Since some parts of birthday parties are predictable, parents can help prepare their child for these events. For example, receiving birthday greetings, singing Happy Birthday, saying good-bye, and saying thank you. Parents can teach some of these skills by using playful activities to improve the social skills of their child. Through playing games, the child can also learn what to do in less structured situations such as being part of a game, or simply interacting with another child at the party.
It is helpful to go over everything with your child a few times before the party. Parents should explain how the party will unfold and help establish the child’s expectations. Parents can also help the child write a timeline of the events to make them better understand what will happen.

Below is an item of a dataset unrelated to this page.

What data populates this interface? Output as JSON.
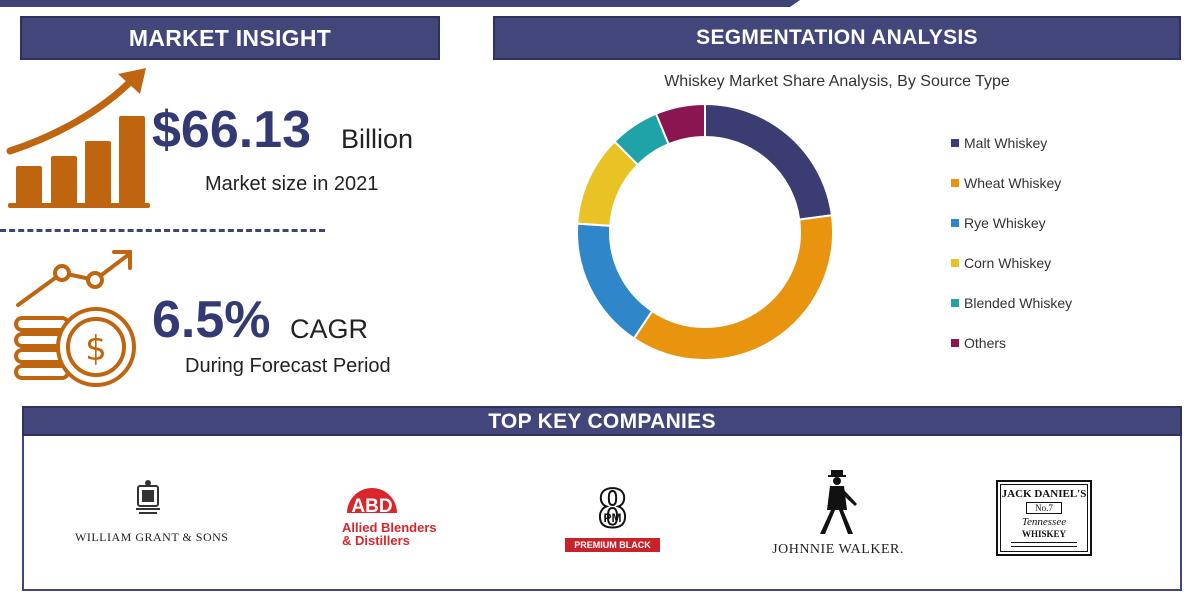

Consider the Guest List and Length of the Party
While it might seem like a good idea to invite all the classmates of the child it may be too stressful or overstimulating for the child with ADHD if there are a lot of people at the party. Individuals with ADHD are often easily overwhelmed and overstimulated. Another benefit of having only a few attendees is that the birthday child will be able to interact with each attendee with less pressure. Parents should also make it a point to keep the party as short as possible. It’s better to have a short, fun, and memorable party than one where the child becomes exhausted and dysregulated. Parents should also consider the size of the party when they attend another child’s party.
Familiarize your Child with the Location
Children with ADHD are often creatures of habit. Many want familiarity and consistency, which is why new places might be overstimulating or overwhelming for them. Taking this into account, parents need to choose a location where their child is very comfortable. Parents can also help their child become familiar with an unfamiliar location of a friend’s party by visiting a couple of times. For some children, this will reduce stress and reduce the chance that they become dysregulated.
Communication with Other Parents
It is also important to communicate with other parents. Ask other parents about their plans for the birthday party. Parents should discuss with each other vital information about their child to make sure that every child will have the best time.